Try echoing your $query value before you run the query. You shouldn't be using or die(... as part of the string assignment. That's very useful on the next line, where you are invoking a mysql function, but not on a string assignment.
I apologize for being dumb, but could you be a little more specific? Maybe mention what line to put it at? I gave it a shot, but I know that I did it wrong. Sorry.

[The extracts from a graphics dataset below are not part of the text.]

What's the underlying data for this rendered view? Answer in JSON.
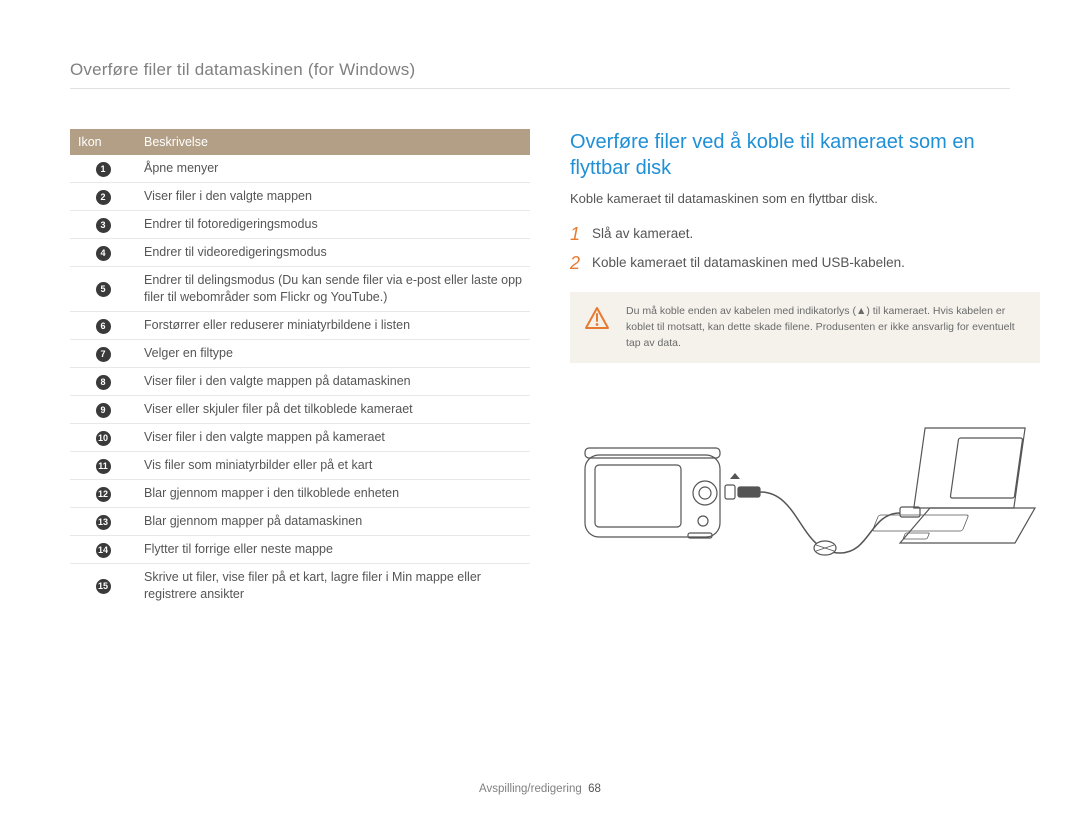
{
  "breadcrumb": "Overføre filer til datamaskinen (for Windows)",
  "table": {
    "head_icon": "Ikon",
    "head_desc": "Beskrivelse",
    "rows": [
      {
        "n": "1",
        "desc": "Åpne menyer"
      },
      {
        "n": "2",
        "desc": "Viser filer i den valgte mappen"
      },
      {
        "n": "3",
        "desc": "Endrer til fotoredigeringsmodus"
      },
      {
        "n": "4",
        "desc": "Endrer til videoredigeringsmodus"
      },
      {
        "n": "5",
        "desc": "Endrer til delingsmodus (Du kan sende filer via e-post eller laste opp filer til webområder som Flickr og YouTube.)"
      },
      {
        "n": "6",
        "desc": "Forstørrer eller reduserer miniatyrbildene i listen"
      },
      {
        "n": "7",
        "desc": "Velger en filtype"
      },
      {
        "n": "8",
        "desc": "Viser filer i den valgte mappen på datamaskinen"
      },
      {
        "n": "9",
        "desc": "Viser eller skjuler filer på det tilkoblede kameraet"
      },
      {
        "n": "10",
        "desc": "Viser filer i den valgte mappen på kameraet"
      },
      {
        "n": "11",
        "desc": "Vis filer som miniatyrbilder eller på et kart"
      },
      {
        "n": "12",
        "desc": "Blar gjennom mapper i den tilkoblede enheten"
      },
      {
        "n": "13",
        "desc": "Blar gjennom mapper på datamaskinen"
      },
      {
        "n": "14",
        "desc": "Flytter til forrige eller neste mappe"
      },
      {
        "n": "15",
        "desc": "Skrive ut filer, vise filer på et kart, lagre filer i Min mappe eller registrere ansikter"
      }
    ]
  },
  "section": {
    "title": "Overføre filer ved å koble til kameraet som en flyttbar disk",
    "intro": "Koble kameraet til datamaskinen som en flyttbar disk.",
    "steps": [
      {
        "n": "1",
        "text": "Slå av kameraet."
      },
      {
        "n": "2",
        "text": "Koble kameraet til datamaskinen med USB-kabelen."
      }
    ],
    "note": "Du må koble enden av kabelen med indikatorlys (▲) til kameraet. Hvis kabelen er koblet til motsatt, kan dette skade filene. Produsenten er ikke ansvarlig for eventuelt tap av data."
  },
  "footer": {
    "section": "Avspilling/redigering",
    "page": "68"
  },
  "colors": {
    "accent_blue": "#1f8fd6",
    "accent_orange": "#e77a31",
    "table_head_bg": "#b29f85",
    "table_head_fg": "#ffffff",
    "note_bg": "#f5f2ec",
    "text": "#555555",
    "muted": "#808080",
    "circle_bg": "#3a3a3a"
  }
}
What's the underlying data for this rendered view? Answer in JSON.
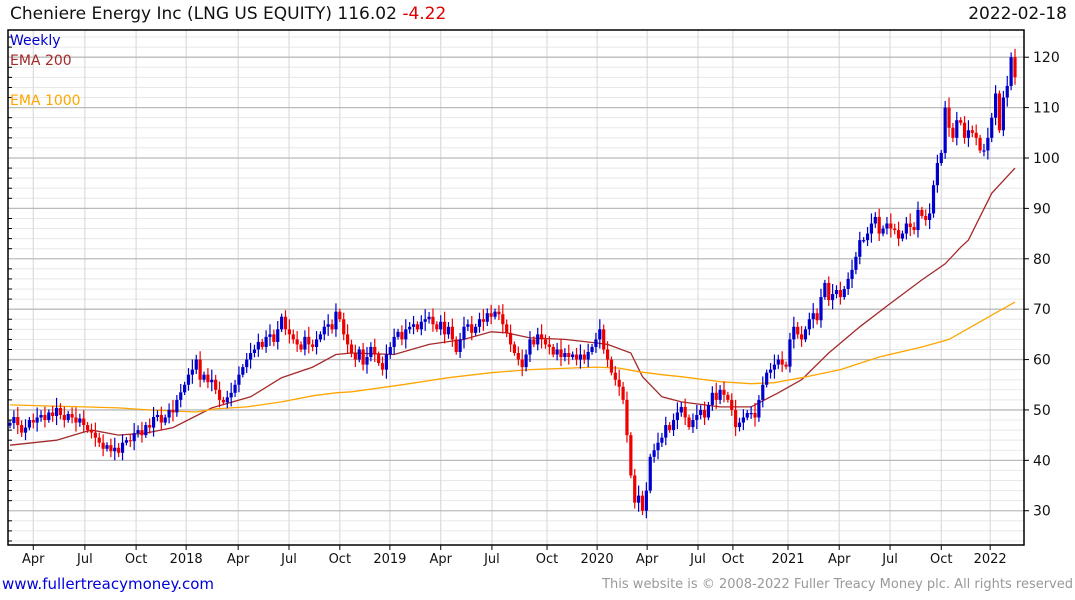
{
  "header": {
    "name": "Cheniere Energy Inc (LNG US EQUITY)",
    "last": "116.02",
    "change": "-4.22",
    "date": "2022-02-18"
  },
  "footer": {
    "link": "www.fullertreacymoney.com",
    "copyright": "This website is © 2008-2022 Fuller Treacy Money plc. All rights reserved"
  },
  "chart_data": {
    "type": "candlestick",
    "title": "Cheniere Energy Inc (LNG US EQUITY)",
    "frequency": "Weekly",
    "ylim": [
      23.2,
      125.4
    ],
    "yticks": [
      30,
      40,
      50,
      60,
      70,
      80,
      90,
      100,
      110,
      120
    ],
    "y_minor_step": 2,
    "grid": true,
    "xlim": [
      0,
      259
    ],
    "xticks": [
      {
        "label": "Apr",
        "at": 6
      },
      {
        "label": "Jul",
        "at": 19.3
      },
      {
        "label": "Oct",
        "at": 32.5
      },
      {
        "label": "2018",
        "at": 45.4
      },
      {
        "label": "Apr",
        "at": 58.8
      },
      {
        "label": "Jul",
        "at": 71.9
      },
      {
        "label": "Oct",
        "at": 85
      },
      {
        "label": "2019",
        "at": 97.9
      },
      {
        "label": "Apr",
        "at": 111
      },
      {
        "label": "Jul",
        "at": 124.2
      },
      {
        "label": "Oct",
        "at": 138.4
      },
      {
        "label": "2020",
        "at": 151.3
      },
      {
        "label": "Apr",
        "at": 164.2
      },
      {
        "label": "Jul",
        "at": 177.3
      },
      {
        "label": "Oct",
        "at": 186.3
      },
      {
        "label": "2021",
        "at": 200.5
      },
      {
        "label": "Apr",
        "at": 213.7
      },
      {
        "label": "Jul",
        "at": 226.8
      },
      {
        "label": "Oct",
        "at": 240
      },
      {
        "label": "2022",
        "at": 252.6
      }
    ],
    "up_color": "#0000cc",
    "down_color": "#ee0000",
    "closes": [
      47.4,
      48.6,
      47,
      45.5,
      46.5,
      48,
      47.5,
      48.5,
      49,
      48,
      49.5,
      48.8,
      50.4,
      49,
      48,
      49.2,
      48.5,
      47.5,
      48.3,
      47,
      46,
      45.5,
      44.5,
      43.5,
      42.3,
      43,
      41.8,
      42.5,
      41.5,
      43.5,
      44,
      43.8,
      45.4,
      46,
      45,
      47,
      46.5,
      48.6,
      49,
      47.5,
      48.5,
      50,
      49.5,
      52,
      53.5,
      55,
      57,
      58,
      60,
      56,
      57,
      55.5,
      56,
      54,
      52,
      51.5,
      52.5,
      53.4,
      55,
      57,
      58.5,
      60,
      61.3,
      62,
      63.5,
      62.5,
      64.5,
      65,
      63.5,
      66,
      68.5,
      66,
      65,
      64,
      63,
      62,
      64.5,
      63,
      62.5,
      64,
      65,
      66.5,
      67,
      66,
      69.5,
      68,
      65,
      63,
      61.3,
      60,
      62,
      59,
      60.5,
      62.5,
      61,
      59.3,
      58,
      61,
      62.5,
      64.5,
      65.5,
      64,
      66,
      66.5,
      67,
      66,
      67.5,
      68,
      68.5,
      67,
      66,
      67.5,
      65,
      66.5,
      64,
      61.5,
      64,
      66.5,
      67,
      65.3,
      66.5,
      68,
      67.5,
      69.2,
      68.5,
      69.5,
      69,
      67,
      65.3,
      63,
      61.3,
      60,
      58.5,
      61,
      64,
      63,
      65,
      64,
      63,
      62.5,
      61,
      62,
      60.5,
      61.3,
      60.5,
      61,
      60,
      61,
      60,
      61.5,
      62.5,
      64,
      66,
      62,
      60,
      57.4,
      56,
      54.6,
      52,
      45,
      37,
      31.6,
      33,
      30,
      34,
      40.7,
      42,
      43.5,
      44.5,
      47,
      46,
      48,
      49.5,
      50.6,
      48.5,
      46.6,
      48,
      49,
      50,
      48.5,
      51,
      53.4,
      52,
      54,
      53,
      52,
      50,
      46.6,
      47.5,
      48.5,
      49.4,
      49.4,
      48.5,
      52,
      55,
      57.4,
      58,
      59,
      60,
      59,
      58.6,
      64,
      66.5,
      65,
      64,
      66,
      68,
      69.2,
      67.8,
      72.4,
      75.2,
      71.8,
      73,
      73.8,
      72.4,
      74,
      76,
      77.8,
      80.4,
      83.7,
      83.7,
      85,
      87,
      88.3,
      85,
      86,
      87,
      86,
      85.7,
      84,
      85,
      87,
      86.3,
      85.7,
      89.7,
      88.5,
      87.7,
      89,
      94.6,
      99,
      101,
      110,
      106,
      104,
      107.5,
      107,
      104,
      105.5,
      105,
      104,
      101.5,
      101.5,
      104,
      108,
      112.8,
      105.5,
      112,
      114.3,
      120,
      116.02
    ],
    "series": [
      {
        "name": "Weekly",
        "color": "#0000cc"
      },
      {
        "name": "EMA 200",
        "color": "#a52a2a",
        "points": [
          [
            0,
            43
          ],
          [
            12,
            44
          ],
          [
            19,
            45.6
          ],
          [
            21,
            46
          ],
          [
            28,
            45
          ],
          [
            35,
            45.4
          ],
          [
            42,
            46.5
          ],
          [
            52,
            50.4
          ],
          [
            62,
            52.6
          ],
          [
            70,
            56.4
          ],
          [
            78,
            58.5
          ],
          [
            84,
            61
          ],
          [
            88,
            61.3
          ],
          [
            99,
            61
          ],
          [
            108,
            63
          ],
          [
            117,
            64
          ],
          [
            124,
            65.5
          ],
          [
            128,
            65.3
          ],
          [
            134,
            64.3
          ],
          [
            143,
            64
          ],
          [
            151,
            63.3
          ],
          [
            154,
            63
          ],
          [
            160,
            61.3
          ],
          [
            163,
            56.6
          ],
          [
            168,
            52.6
          ],
          [
            173,
            51.6
          ],
          [
            183,
            50.6
          ],
          [
            191,
            50.6
          ],
          [
            198,
            53.4
          ],
          [
            204,
            56
          ],
          [
            211,
            61.3
          ],
          [
            219,
            66.5
          ],
          [
            227,
            71.2
          ],
          [
            235,
            75.8
          ],
          [
            241,
            79
          ],
          [
            245,
            82.3
          ],
          [
            247,
            83.7
          ],
          [
            253,
            93
          ],
          [
            259,
            98
          ]
        ]
      },
      {
        "name": "EMA 1000",
        "color": "#ffa500",
        "points": [
          [
            0,
            51
          ],
          [
            9,
            50.8
          ],
          [
            19,
            50.6
          ],
          [
            28,
            50.4
          ],
          [
            36,
            50
          ],
          [
            48,
            49.6
          ],
          [
            53,
            50.2
          ],
          [
            61,
            50.6
          ],
          [
            70,
            51.6
          ],
          [
            78,
            52.8
          ],
          [
            84,
            53.4
          ],
          [
            88,
            53.6
          ],
          [
            101,
            55
          ],
          [
            113,
            56.4
          ],
          [
            124,
            57.4
          ],
          [
            134,
            58
          ],
          [
            151,
            58.5
          ],
          [
            157,
            58.3
          ],
          [
            162,
            57.6
          ],
          [
            168,
            57
          ],
          [
            173,
            56.6
          ],
          [
            183,
            55.6
          ],
          [
            191,
            55.2
          ],
          [
            197,
            55.4
          ],
          [
            204,
            56.4
          ],
          [
            214,
            58
          ],
          [
            224,
            60.5
          ],
          [
            235,
            62.5
          ],
          [
            242,
            64
          ],
          [
            253,
            68.8
          ],
          [
            259,
            71.4
          ]
        ]
      }
    ]
  }
}
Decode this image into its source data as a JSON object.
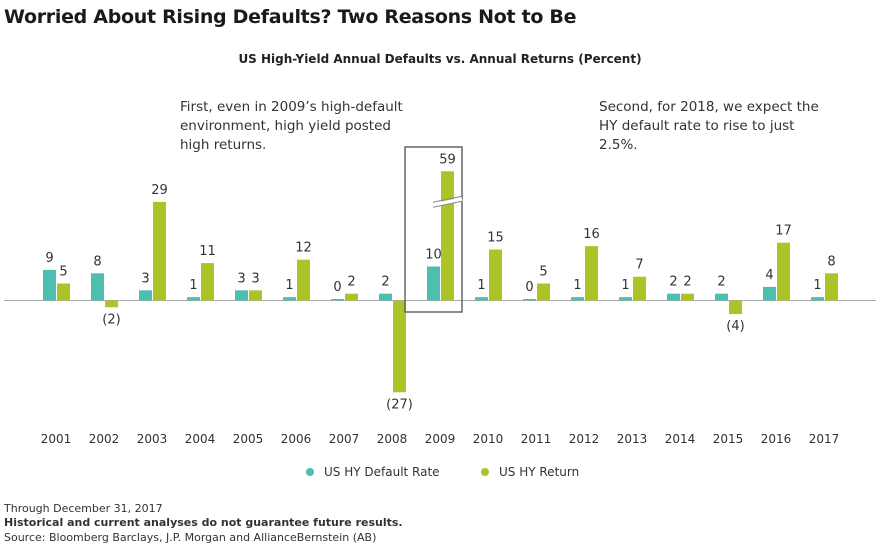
{
  "title": "Worried About Rising Defaults? Two Reasons Not to Be",
  "annotations": [
    "First, even in 2009’s high-default environment, high yield posted high returns.",
    "Second, for 2018, we expect the HY default rate to rise to just 2.5%."
  ],
  "footer": {
    "date": "Through December 31, 2017",
    "disclaimer": "Historical and current analyses do not guarantee future results.",
    "source": "Source: Bloomberg Barclays, J.P. Morgan and AllianceBernstein (AB)"
  },
  "chart_data": {
    "type": "bar",
    "title": "US High-Yield Annual Defaults vs. Annual Returns (Percent)",
    "categories": [
      "2001",
      "2002",
      "2003",
      "2004",
      "2005",
      "2006",
      "2007",
      "2008",
      "2009",
      "2010",
      "2011",
      "2012",
      "2013",
      "2014",
      "2015",
      "2016",
      "2017"
    ],
    "series": [
      {
        "name": "US HY Default Rate",
        "color": "#4dbfb0",
        "values": [
          9,
          8,
          3,
          1,
          3,
          1,
          0,
          2,
          10,
          1,
          0,
          1,
          1,
          2,
          2,
          4,
          1
        ]
      },
      {
        "name": "US HY Return",
        "color": "#aec327",
        "values": [
          5,
          -2,
          29,
          11,
          3,
          12,
          2,
          -27,
          59,
          15,
          5,
          16,
          7,
          2,
          -4,
          17,
          8
        ]
      }
    ],
    "negative_label_format": "parentheses",
    "broken_axis_category": "2009",
    "highlighted_category": "2009",
    "legend": "bottom",
    "grid": false
  }
}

$query = "SELECT * FROM dbtry WHERE dropdown='$dropdown'";
echo $query; // debug -- remove after you have it working
$result = mysql_query($query) or die (mysql_error());
I just noticed that you have an extra $ in your query line, which of course will make it fail, so that's probably the cause of your problem. But do what I said, anyway. This is how you must learn to diagnose your own problems. You have to be able to see what the script is doing, and echoing values that you think you know what they contain is a valuable exercise.
<?php
error_reporting(E_ALL);
if (!isset($_POST['Submit'])) {
// form not submitted
?>
<form action="<?=$_SERVER['PHP_SELF']?>" method="post">
<?php
require_once ('../../../../mysql_connect2.php'); // Connect to the db.
$res=mysql_query("SELECT DISTINCT city FROM dbtry order by city") or die(mysql_error());
echo "<select name=dropdown>";
while($row=mysql_fetch_assoc($res)) {
echo "<option value=$row[city]>$row[city]</a></option>";
}
echo "</select>";
?>
<input type="Submit" value="Submit" name="Submit">
</form>
<?php
}
else {
// form submitted
// set server access variables
require_once ('../../../../mysql_connect2.php'); // Connect to the db.
$dropdown = empty($_POST['dropdown'])? die ("ERROR: Select from dropdown") : mysql_escape_string($_POST['dropdown']);
// Open Connection
//Create Query
$query = "SELECT * FROM dbtry WHERE city='$dropdown'";
echo $query; // debug -- remove after you have it working
$result = mysql_query($query) or die (mysql_error());
$num=mysql_numrows($result);
echo "<b><center>Database Output</center></b><br><br>";
$i=0;
while ($i < $num) {
$church_name=mysql_result($result,$i,"church_name");
$city=mysql_result($result,$i,"city");
$zip=mysql_result($result,$i,"zip");
$p=mysql_result($result,$i,"phone");
echo "$church_name, $city, $zip, $p ";
$i++;
}
}
?>
Last edited by Benjamin on Tue Jun 23, 2009 10:16 am, edited 1 time in total.
Reason:Changed code type from text to php.
After being sooo happy that this was finally working I realized a glitch in my code that I am not sure why is happening. If my city has two words (for instance "Newport News"), then it displays a blank page on the results page.